Senador anuncia coleta de assinaturas para CPI sobre contrato milionário ligado a Moraes


O senador Alessandro Vieira (MDB) anunciou que irá coletar assinaturas, após o recesso parlamentar, para a criação de uma Comissão Parlamentar de Inquérito (CPI) destinada a investigar denúncias envolvendo um contrato firmado entre o Banco Master e o escritório da família do ministro do Supremo Tribunal Federal (STF) Alexandre de Moraes. O acordo, estimado em R$ 129 milhões, foi classificado pelo parlamentar como fora dos padrões da advocacia.
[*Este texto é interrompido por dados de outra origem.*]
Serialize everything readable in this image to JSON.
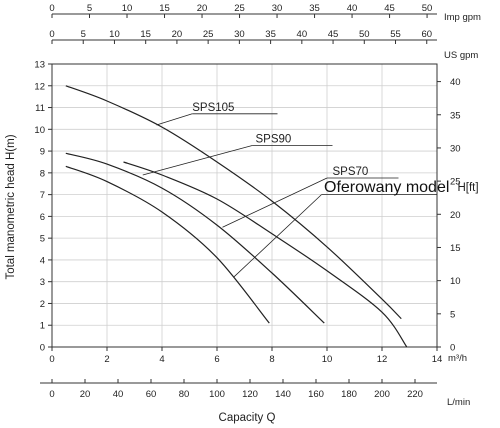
{
  "chart_data": {
    "type": "line",
    "xlabel": "Capacity Q",
    "ylabel_left": "Total manometric head H(m)",
    "ylabel_right": "H[ft]",
    "x_unit": "m³/h",
    "xlim": [
      0,
      14
    ],
    "ylim": [
      0,
      13
    ],
    "y2lim_ft": [
      0,
      42.65
    ],
    "x_ticks": [
      0,
      2,
      4,
      6,
      8,
      10,
      12,
      14
    ],
    "y_ticks": [
      0,
      1,
      2,
      3,
      4,
      5,
      6,
      7,
      8,
      9,
      10,
      11,
      12,
      13
    ],
    "y2_ticks": [
      0,
      5,
      10,
      15,
      20,
      25,
      30,
      35,
      40
    ],
    "secondary_x_axes": [
      {
        "unit": "Imp gpm",
        "position": "top",
        "ticks": [
          0,
          5,
          10,
          15,
          20,
          25,
          30,
          35,
          40,
          45,
          50
        ],
        "per_m3h": 3.666
      },
      {
        "unit": "US gpm",
        "position": "top",
        "ticks": [
          0,
          5,
          10,
          15,
          20,
          25,
          30,
          35,
          40,
          45,
          50,
          55,
          60
        ],
        "per_m3h": 4.403
      },
      {
        "unit": "L/min",
        "position": "bottom",
        "ticks": [
          0,
          20,
          40,
          60,
          80,
          100,
          120,
          140,
          160,
          180,
          200,
          220
        ],
        "per_m3h": 16.667
      }
    ],
    "series": [
      {
        "name": "SPS105",
        "x": [
          0.5,
          2,
          4,
          6,
          8,
          10,
          12,
          12.7
        ],
        "y": [
          12.0,
          11.3,
          10.1,
          8.5,
          6.7,
          4.6,
          2.2,
          1.3
        ]
      },
      {
        "name": "SPS90",
        "x": [
          2.6,
          4,
          6,
          8,
          10,
          12,
          12.9
        ],
        "y": [
          8.5,
          7.9,
          6.8,
          5.2,
          3.5,
          1.6,
          0.0
        ]
      },
      {
        "name": "SPS70",
        "x": [
          0.5,
          2,
          4,
          6,
          8,
          9.9
        ],
        "y": [
          8.9,
          8.4,
          7.3,
          5.6,
          3.4,
          1.1
        ]
      },
      {
        "name": "",
        "x": [
          0.5,
          2,
          4,
          6,
          7.9
        ],
        "y": [
          8.3,
          7.6,
          6.2,
          4.1,
          1.1
        ]
      }
    ],
    "series_labels": [
      "SPS105",
      "SPS90",
      "SPS70"
    ],
    "annotation": "Oferowany model",
    "grid": true,
    "legend": "inline labels"
  }
}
Segundo Vieira, além do valor do contrato, há denúncias de possível atuação direta do ministro em favor da instituição financeira, o que, se confirmado, seria incompatível com o exercício da magistratura. As informações foram divulgadas inicialmente pela colunista Malu Gaspar, do jornal O Globo.

De acordo com a reportagem, o escritório da advogada Viviane Barci de Moraes, esposa do ministro, teria sido contratado para atuar em defesa dos interesses do Banco Master junto ao Banco Central, à Receita Federal e ao Congresso Nacional, com pagamentos mensais de R$ 3,6 milhões por três anos.

A denúncia também aponta que Alexandre de Moraes teria feito contatos com o presidente do Banco Central, Gabriel Galípolo, para tratar da aprovação da compra do Banco Master pelo BRB. Nem o STF, nem o ministro, nem o Banco Central se manifestaram sobre as acusações até o momento.

Moraes
Alexandre de Moraes (Foto: EBC)

Parlamentares da ala bolsonarista se manifestaram sobre o caso. O deputado federal Marcel van Hattem (Novo-RS) afirmou que, junto com o senador Eduardo Girão (Novo-CE), está coletando assinaturas para protocolar um novo pedido de impeachment contra Alexandre de Moraes, além de uma notícia-crime ao Ministério Público Federal.

Segundo ele, as iniciativas se baseiam nas mesmas denúncias envolvendo o contrato do Banco Master com o escritório ligado à família do ministro.

O Banco Master é controlado por Daniel Vorcaro, investigado pela Polícia Federal por crimes financeiros. As investigações foram retomadas recentemente por decisão do ministro Dias Toffoli, que autorizou novas diligências no caso.